The forward solver may use one algorithm. The backward solve may use another algorithm. Both must correspond to the same residual equation.

## Memory Behavior

Unrolled reverse mode stores intermediate states unless checkpointing is used. For long solvers, this can dominate memory.

Implicit differentiation stores only the final solution and enough data to evaluate the residual and its derivatives.

| Solver length | Unrolled reverse memory | Implicit reverse memory |
|---|---:|---:|
| 10 steps | small | small |
| 1,000 steps | large | small |
| 1,000,000 steps | usually infeasible | possible if residual products are cheap |

This is one of the main reasons implicit methods are used for equilibrium models, PDE solvers, and optimization layers.

## When Unrolling Is Better

Implicit differentiation is not always the right abstraction.

Unrolling is better when the algorithm itself is the model. Examples include learned optimizers, recurrent networks with a fixed number of steps, iterative refinement blocks trained end-to-end, and procedures whose early stopping behavior is intentional.

Unrolling also works when the residual equation is hard to define or when the solver is not actually converging to a well-defined solution.

A practical test is simple:

If changing the solver algorithm should change the model, use unrolled differentiation.

If changing the solver algorithm should preserve the model, use implicit differentiation.

## Summary

Differentiating through solvers requires choosing the right object of differentiation.

Unrolled AD differentiates the computation that was executed. It is general, direct, and often expensive.
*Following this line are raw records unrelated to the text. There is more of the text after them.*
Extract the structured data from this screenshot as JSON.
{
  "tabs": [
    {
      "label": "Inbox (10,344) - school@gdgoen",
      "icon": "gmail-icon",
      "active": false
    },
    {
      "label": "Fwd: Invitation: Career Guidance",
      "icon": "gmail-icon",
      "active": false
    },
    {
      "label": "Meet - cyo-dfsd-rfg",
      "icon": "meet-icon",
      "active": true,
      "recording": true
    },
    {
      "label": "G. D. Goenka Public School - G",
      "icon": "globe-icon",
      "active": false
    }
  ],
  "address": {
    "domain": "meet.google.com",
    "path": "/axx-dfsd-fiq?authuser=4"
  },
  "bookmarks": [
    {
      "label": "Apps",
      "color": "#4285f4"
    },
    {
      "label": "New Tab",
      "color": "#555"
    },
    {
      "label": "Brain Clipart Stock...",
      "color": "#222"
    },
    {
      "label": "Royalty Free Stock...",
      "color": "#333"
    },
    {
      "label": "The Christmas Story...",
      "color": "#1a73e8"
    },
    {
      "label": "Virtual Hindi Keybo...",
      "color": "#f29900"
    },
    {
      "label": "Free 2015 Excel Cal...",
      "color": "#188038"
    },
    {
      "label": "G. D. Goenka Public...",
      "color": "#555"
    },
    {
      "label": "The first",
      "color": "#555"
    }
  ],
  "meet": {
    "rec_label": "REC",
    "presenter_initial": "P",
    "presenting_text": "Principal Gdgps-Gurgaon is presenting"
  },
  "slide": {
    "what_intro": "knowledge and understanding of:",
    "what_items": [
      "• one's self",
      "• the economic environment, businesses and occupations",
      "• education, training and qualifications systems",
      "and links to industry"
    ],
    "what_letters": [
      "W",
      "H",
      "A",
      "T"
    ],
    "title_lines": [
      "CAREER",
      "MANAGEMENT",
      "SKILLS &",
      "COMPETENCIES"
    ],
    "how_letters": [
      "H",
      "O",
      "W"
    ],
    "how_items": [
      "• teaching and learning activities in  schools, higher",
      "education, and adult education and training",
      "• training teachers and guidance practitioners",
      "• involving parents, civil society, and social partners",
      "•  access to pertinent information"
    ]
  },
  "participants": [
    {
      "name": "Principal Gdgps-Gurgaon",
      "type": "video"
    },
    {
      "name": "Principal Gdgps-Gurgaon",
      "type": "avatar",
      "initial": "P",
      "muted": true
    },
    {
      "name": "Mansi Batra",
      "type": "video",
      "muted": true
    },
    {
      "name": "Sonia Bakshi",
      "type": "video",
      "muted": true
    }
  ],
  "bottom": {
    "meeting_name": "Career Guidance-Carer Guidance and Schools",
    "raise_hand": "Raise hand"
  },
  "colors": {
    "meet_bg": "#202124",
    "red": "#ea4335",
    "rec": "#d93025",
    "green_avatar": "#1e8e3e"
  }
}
Implicit AD differentiates the equation solved by the computation. It is usually more memory efficient and more mathematically stable, provided the residual is correct, the solution is accurate, and the linearized system is well conditioned.

For modern AD systems, solvers should often be treated as differentiable primitives with custom forward and backward rules. This gives the programmer control over the mathematical meaning of the derivative while preserving the performance of specialized numerical code.